Pada masanya, Sisera adalah panglima perang yang ternama, seorang ahli perang yang memimpin pasukan Kanaan yang terkenal garang dengan sembilan ratus kereta besi. Mustahil bagi orang Israel, khususnya suku Naftali dan Zebulon, untuk mengalahkan mereka. Selama dua puluh tahun orang Israel ditindas dan diperas oleh bangsa Kanaan, sampai akhirnya Tuhan berbelas kasihan kepada mereka. Tuhan berbicara kepada nabiah Debora yang tinggal di wilayah suku Efraim (sekitar 100 Km jauhnya dari wilayah suku Naftali), untuk memanggil Barak, seorang panglima dari suku Naftali, dan menyuruhnya menyerang Sisera.

Barak bersedia, dengan satu syarat: Debora ikut bersamanya. Permintaan ini diajukan tentu karena Barak takut; dia tidak yakin bahwa ia akan menang melawan pasukan Kanaan. Bila Debora yang notabene adalah nabi Tuhan ikut bersamanya, kemungkinan menang akan menjadi lebih besar, demikian pikir Barak.

Tetapi Debora melihat niat Barak tersebut dan menegaskan ketidakpercayaan sang panglima kepada Tuhan. Tuhanlah yang menyuruh dia melawan Sisera; Tuhan juga yang akan memberi kemenangan. Meragukan perintah Tuhan berarti meragukan Dia. Tadinya Tuhan akan mengangkat Barak menjadi salah satu pahlawan Israel, namun karena Barak tidak percaya kepada-Nya, Tuhan akan memberikan gelar itu kepada orang lain, seorang perempuan.

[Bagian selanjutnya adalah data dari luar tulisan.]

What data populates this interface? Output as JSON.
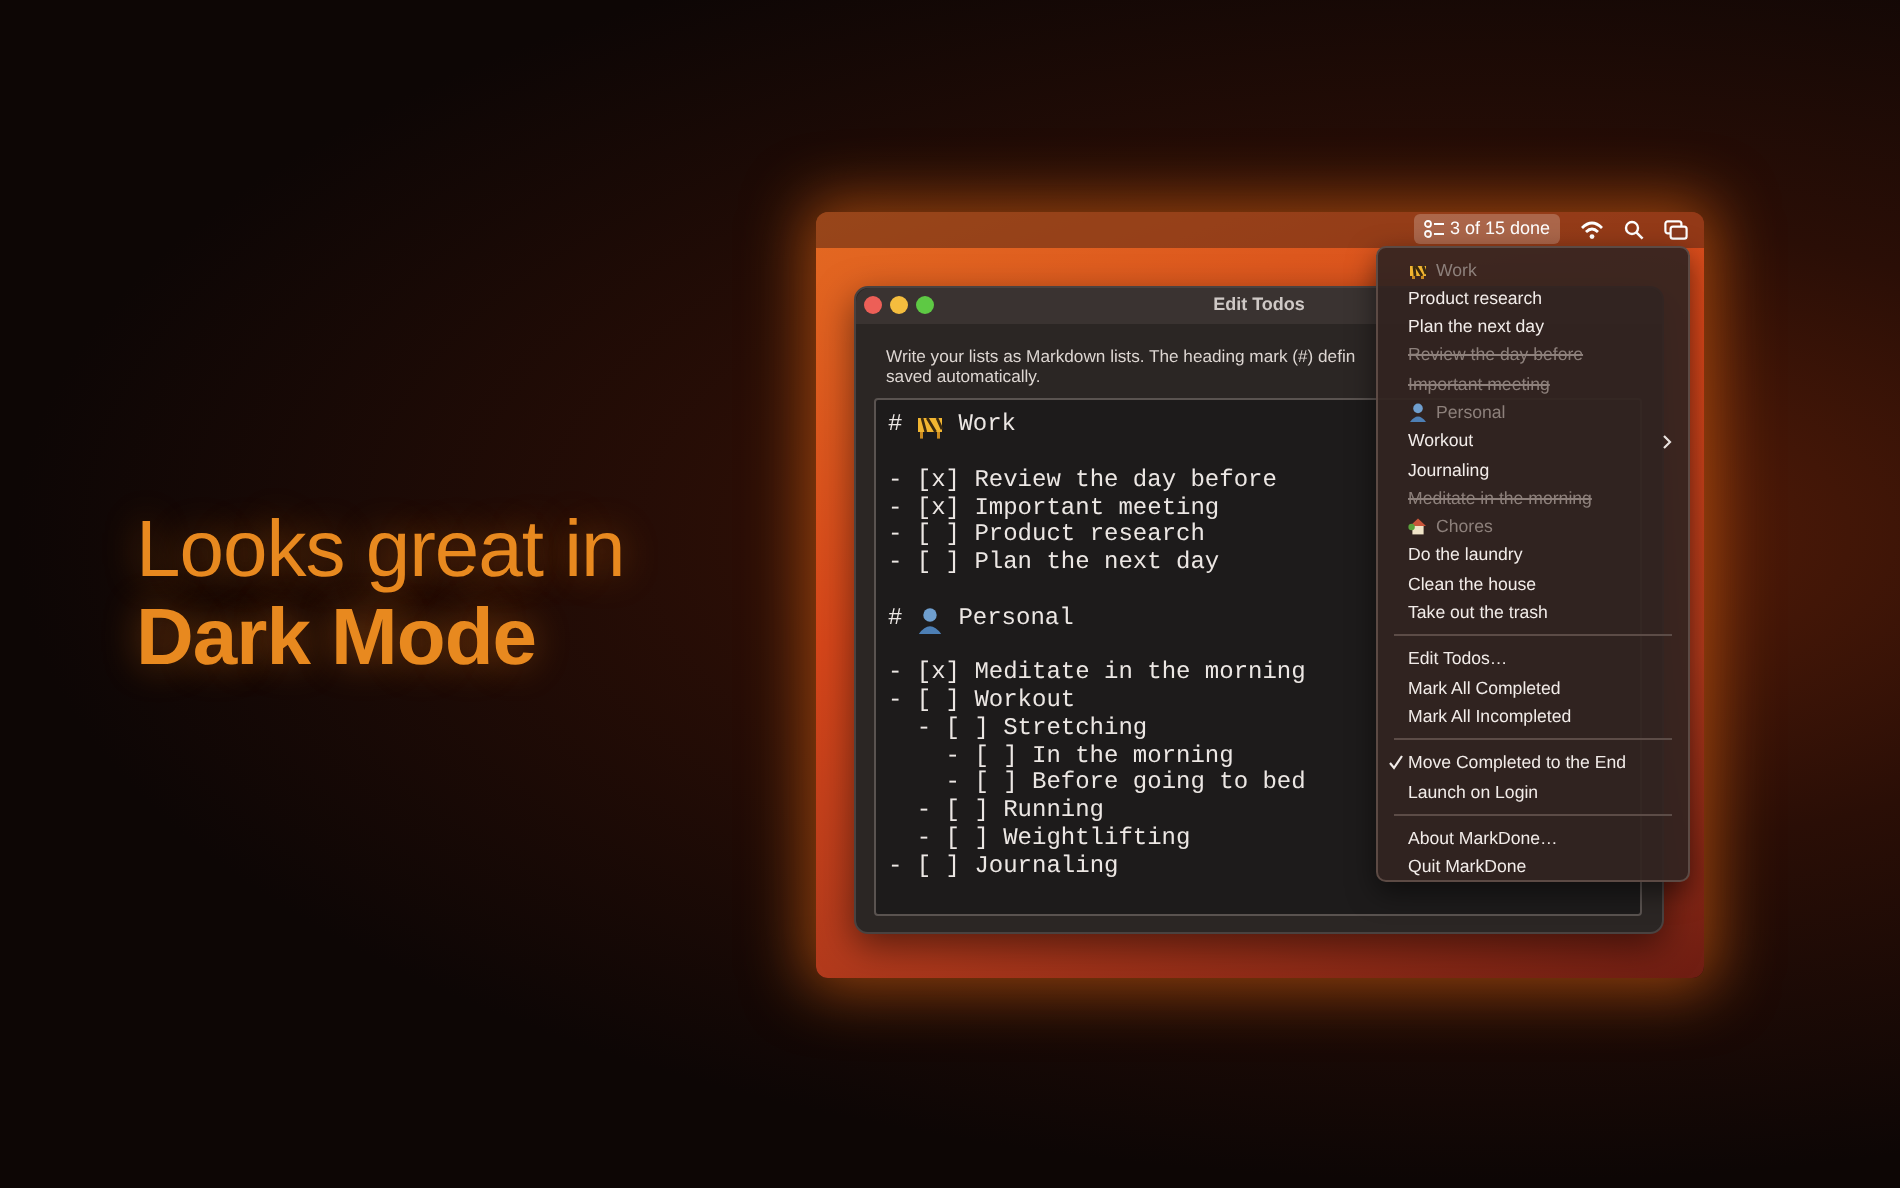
{
  "hero": {
    "line_1": "Looks great in",
    "line_2": "Dark Mode"
  },
  "menubar": {
    "status": "3 of 15 done"
  },
  "window": {
    "title": "Edit Todos",
    "description": [
      "Write your lists as Markdown lists. The heading mark (#) defin",
      "saved automatically."
    ]
  },
  "editor": {
    "sections": [
      {
        "mark": "#",
        "title": "Work",
        "items": [
          {
            "text": "- [x] Review the day before"
          },
          {
            "text": "- [x] Important meeting"
          },
          {
            "text": "- [ ] Product research"
          },
          {
            "text": "- [ ] Plan the next day"
          }
        ]
      },
      {
        "mark": "#",
        "title": "Personal",
        "items": [
          {
            "text": "- [x] Meditate in the morning"
          },
          {
            "text": "- [ ] Workout",
            "children": [
              {
                "text": "- [ ] Stretching",
                "children": [
                  {
                    "text": "- [ ] In the morning"
                  },
                  {
                    "text": "- [ ] Before going to bed"
                  }
                ]
              },
              {
                "text": "- [ ] Running"
              },
              {
                "text": "- [ ] Weightlifting"
              }
            ]
          },
          {
            "text": "- [ ] Journaling"
          }
        ]
      }
    ]
  },
  "menu": {
    "groups": [
      [
        {
          "kind": "heading",
          "label": "Work"
        },
        {
          "kind": "todo",
          "label": "Product research",
          "done": false,
          "submenu": false
        },
        {
          "kind": "todo",
          "label": "Plan the next day",
          "done": false,
          "submenu": false
        },
        {
          "kind": "todo",
          "label": "Review the day before",
          "done": true,
          "submenu": false
        },
        {
          "kind": "todo",
          "label": "Important meeting",
          "done": true,
          "submenu": false
        },
        {
          "kind": "heading",
          "label": "Personal"
        },
        {
          "kind": "todo",
          "label": "Workout",
          "done": false,
          "submenu": true
        },
        {
          "kind": "todo",
          "label": "Journaling",
          "done": false,
          "submenu": false
        },
        {
          "kind": "todo",
          "label": "Meditate in the morning",
          "done": true,
          "submenu": false
        },
        {
          "kind": "heading",
          "label": "Chores"
        },
        {
          "kind": "todo",
          "label": "Do the laundry",
          "done": false,
          "submenu": false
        },
        {
          "kind": "todo",
          "label": "Clean the house",
          "done": false,
          "submenu": false
        },
        {
          "kind": "todo",
          "label": "Take out the trash",
          "done": false,
          "submenu": false
        }
      ],
      [
        {
          "kind": "command",
          "label": "Edit Todos…"
        },
        {
          "kind": "command",
          "label": "Mark All Completed"
        },
        {
          "kind": "command",
          "label": "Mark All Incompleted"
        }
      ],
      [
        {
          "kind": "option",
          "label": "Move Completed to the End",
          "checked": true
        },
        {
          "kind": "option",
          "label": "Launch on Login",
          "checked": false
        }
      ],
      [
        {
          "kind": "command",
          "label": "About MarkDone…"
        },
        {
          "kind": "command",
          "label": "Quit MarkDone"
        }
      ]
    ]
  }
}
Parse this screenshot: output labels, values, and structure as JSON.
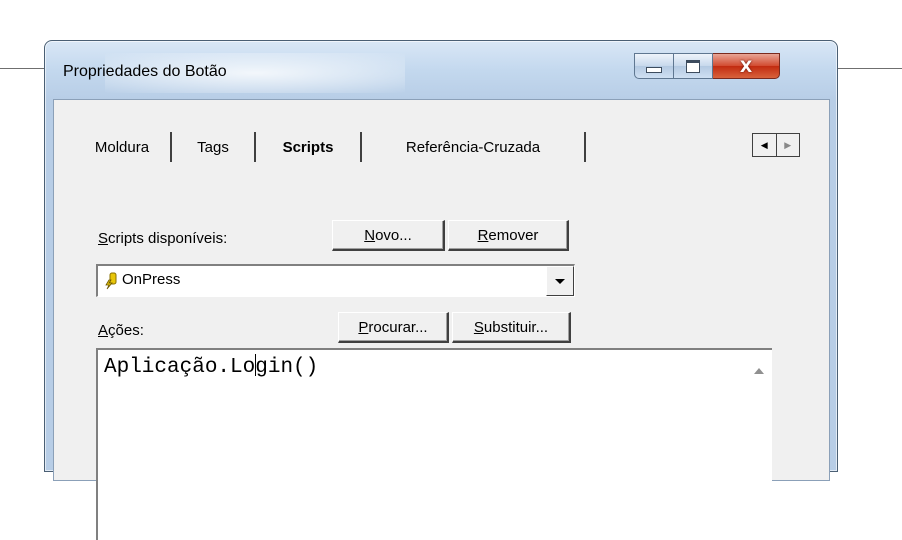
{
  "window": {
    "title": "Propriedades do Botão",
    "close_glyph": "X"
  },
  "tabs": [
    {
      "label": "Moldura",
      "selected": false
    },
    {
      "label": "Tags",
      "selected": false
    },
    {
      "label": "Scripts",
      "selected": true
    },
    {
      "label": "Referência-Cruzada",
      "selected": false
    }
  ],
  "scripts": {
    "available_label_prefix": "S",
    "available_label_rest": "cripts disponíveis:",
    "new_button_prefix": "N",
    "new_button_rest": "ovo...",
    "remove_button_prefix": "R",
    "remove_button_rest": "emover",
    "selected_script": "OnPress",
    "actions_label_prefix": "A",
    "actions_label_rest": "ções:",
    "find_button_prefix": "P",
    "find_button_rest": "rocurar...",
    "replace_button_prefix": "S",
    "replace_button_rest": "ubstituir..."
  },
  "editor": {
    "code_before_caret": "Aplicação.Lo",
    "code_after_caret": "gin()"
  },
  "icons": {
    "script": "script-bolt-icon",
    "dropdown": "chevron-down-icon"
  },
  "colors": {
    "accent_close": "#c22b10",
    "frame": "#b7cde6"
  }
}
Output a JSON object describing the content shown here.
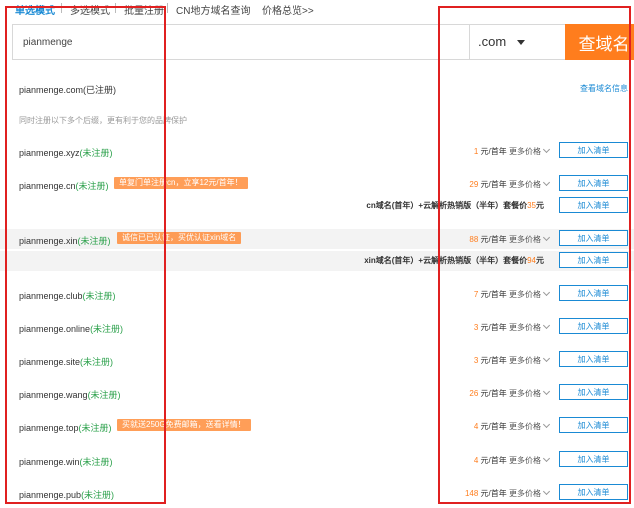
{
  "tabs": [
    {
      "label": "单选模式"
    },
    {
      "label": "多选模式"
    },
    {
      "label": "批量注册"
    },
    {
      "label": "CN地方域名查询"
    },
    {
      "label": "价格总览>>"
    }
  ],
  "search": {
    "value": "pianmenge",
    "suffix": ".com",
    "button": "查域名"
  },
  "main_result": {
    "domain": "pianmenge.com",
    "status": "(已注册)",
    "link": "查看域名信息"
  },
  "hint": "同时注册以下多个后缀，更有利于您的品牌保护",
  "results": [
    {
      "domain": "pianmenge.xyz",
      "status": "(未注册)",
      "promo": "",
      "price": "1",
      "unit": "元/首年",
      "more": "更多价格",
      "button": "加入清单"
    },
    {
      "domain": "pianmenge.cn",
      "status": "(未注册)",
      "promo": "单复门单注册cn，立享12元/首年！",
      "price": "29",
      "unit": "元/首年",
      "more": "更多价格",
      "button": "加入清单",
      "bundle": {
        "text": "cn域名(首年）+云解析热销版（半年）套餐价",
        "price": "35",
        "unit": "元",
        "button": "加入清单"
      }
    },
    {
      "domain": "pianmenge.xin",
      "status": "(未注册)",
      "promo": "诚信已已认证，买优认证xin域名",
      "price": "88",
      "unit": "元/首年",
      "more": "更多价格",
      "button": "加入清单",
      "bundle": {
        "text": "xin域名(首年）+云解析热销版（半年）套餐价",
        "price": "94",
        "unit": "元",
        "button": "加入清单"
      }
    },
    {
      "domain": "pianmenge.club",
      "status": "(未注册)",
      "promo": "",
      "price": "7",
      "unit": "元/首年",
      "more": "更多价格",
      "button": "加入清单"
    },
    {
      "domain": "pianmenge.online",
      "status": "(未注册)",
      "promo": "",
      "price": "3",
      "unit": "元/首年",
      "more": "更多价格",
      "button": "加入清单"
    },
    {
      "domain": "pianmenge.site",
      "status": "(未注册)",
      "promo": "",
      "price": "3",
      "unit": "元/首年",
      "more": "更多价格",
      "button": "加入清单"
    },
    {
      "domain": "pianmenge.wang",
      "status": "(未注册)",
      "promo": "",
      "price": "26",
      "unit": "元/首年",
      "more": "更多价格",
      "button": "加入清单"
    },
    {
      "domain": "pianmenge.top",
      "status": "(未注册)",
      "promo": "买就送250G免费邮箱，送看详情！",
      "price": "4",
      "unit": "元/首年",
      "more": "更多价格",
      "button": "加入清单"
    },
    {
      "domain": "pianmenge.win",
      "status": "(未注册)",
      "promo": "",
      "price": "4",
      "unit": "元/首年",
      "more": "更多价格",
      "button": "加入清单"
    },
    {
      "domain": "pianmenge.pub",
      "status": "(未注册)",
      "promo": "",
      "price": "148",
      "unit": "元/首年",
      "more": "更多价格",
      "button": "加入清单"
    }
  ],
  "colors": {
    "accent": "#1a8ad4",
    "orange": "#ff7d1d",
    "registered_green": "#2aa04a",
    "highlight_red": "#e02020"
  }
}
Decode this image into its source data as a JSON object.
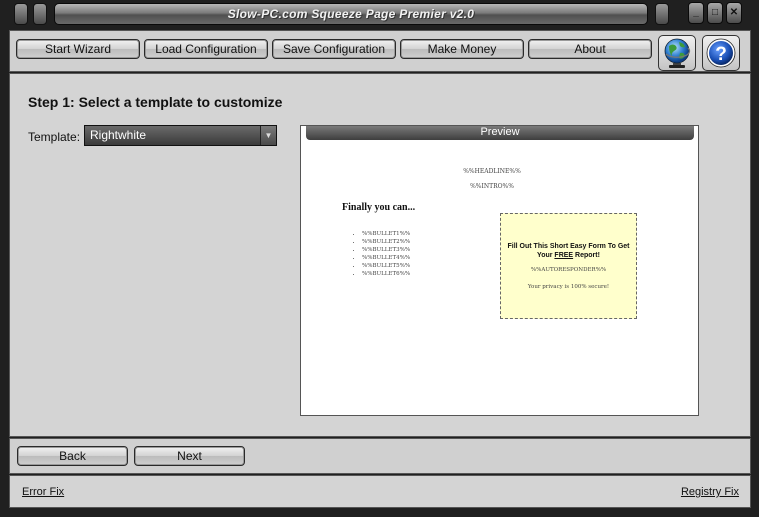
{
  "window": {
    "title": "Slow-PC.com Squeeze Page Premier v2.0",
    "controls": {
      "minimize": "_",
      "restore": "□",
      "close": "✕"
    }
  },
  "toolbar": {
    "buttons": [
      {
        "label": "Start Wizard"
      },
      {
        "label": "Load Configuration"
      },
      {
        "label": "Save Configuration"
      },
      {
        "label": "Make Money"
      },
      {
        "label": "About"
      }
    ],
    "icons": [
      "globe-icon",
      "help-icon"
    ],
    "help_glyph": "?"
  },
  "step": {
    "title": "Step 1: Select a template to customize",
    "template_label": "Template:",
    "template_value": "Rightwhite"
  },
  "preview": {
    "header": "Preview",
    "headline": "%%HEADLINE%%",
    "intro": "%%INTRO%%",
    "heading": "Finally you can...",
    "bullets": [
      "%%BULLET1%%",
      "%%BULLET2%%",
      "%%BULLET3%%",
      "%%BULLET4%%",
      "%%BULLET5%%",
      "%%BULLET6%%"
    ],
    "form_title_pre": "Fill Out This Short Easy Form To Get Your ",
    "form_title_free": "FREE",
    "form_title_post": " Report!",
    "form_autoresponder": "%%AUTORESPONDER%%",
    "form_privacy": "Your privacy is 100% secure!"
  },
  "nav": {
    "back": "Back",
    "next": "Next"
  },
  "footer": {
    "error_fix": "Error Fix",
    "registry_fix": "Registry Fix"
  },
  "colors": {
    "panel": "#d4d4d4",
    "frame": "#202020",
    "form_bg": "#ffffcc",
    "help_blue": "#1a4fb5"
  }
}
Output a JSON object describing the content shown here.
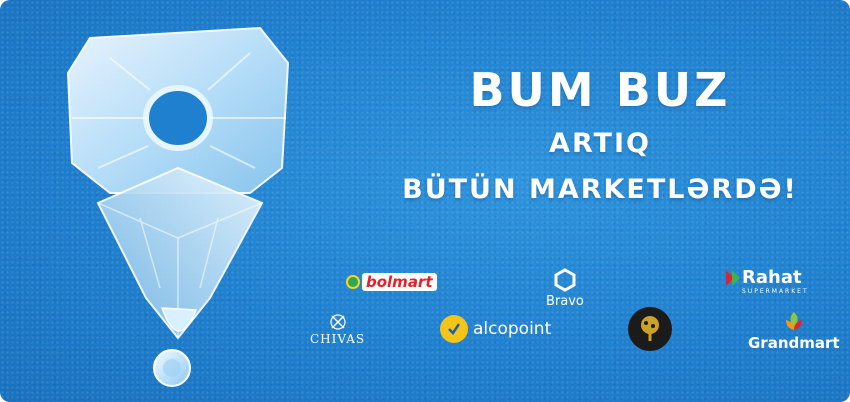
{
  "banner": {
    "title": "BUM BUZ",
    "subtitle_line1": "ARTIQ",
    "subtitle_line2": "BÜTÜN MARKETLƏRDƏ!"
  },
  "logos": {
    "bolmart": {
      "text": "bolmart",
      "icon": "bolmart-logo-icon"
    },
    "bravo": {
      "text": "Bravo",
      "icon": "bravo-hexagon-icon"
    },
    "rahat": {
      "text": "Rahat",
      "subtext": "SUPERMARKET",
      "icon": "rahat-arrow-icon"
    },
    "chivas": {
      "text": "CHIVAS",
      "icon": "chivas-crest-icon"
    },
    "alcopoint": {
      "text": "alcopoint",
      "icon": "alcopoint-check-icon"
    },
    "tree": {
      "icon": "tree-logo-icon"
    },
    "grandmart": {
      "text": "Grandmart",
      "icon": "grandmart-leaf-icon"
    }
  },
  "colors": {
    "background": "#1f80cf",
    "text": "#ffffff",
    "bolmart_red": "#e3232a",
    "alcopoint_yellow": "#f4c419"
  }
}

Singkat cerita, Debora setuju untuk ikut dengan Barak ke kota Kadesh dan bersiap menyerang Sisera. Dan terjadilah sesuatu yang mustahil: pasukan yang dipimpin Barak berhasil mendesak pasukan Kanaan. Sisera berhasil melarikan diri dari kejaran orang Israel, dan lari sampai perkemahan seorang Keni yang bernama Heber. Sisera bersahabat dengan Heber, sehingga ia berani menumpang di kemahnya. Hanya saja, saat itu yang menerima Sisera bukan Heber sendiri, melainkan isterinya, Yael.

Yael menyediakan tempat bagi Sisera untuk beristirahat. Tanpa kecurigaan apapun, Sisera tidur di kemah yang telah disediakan. Ketika dia sedang tidur lelap, Yael masuk dan membunuhnya, dengan cara memakukan patok kemah ke kepalanya, sampai kepala Sisera menancap di tanah. Ketika Barak akhirnya sampai ke perkemahan Heber, Yael menunjukkan mayat Sisera kepadanya. Sesuai firman Tuhan, kehormatan dalam pertempuran itu jatuh ke tangan seorang perempuan, karena dialah yang membunuh panglima tentara musuh.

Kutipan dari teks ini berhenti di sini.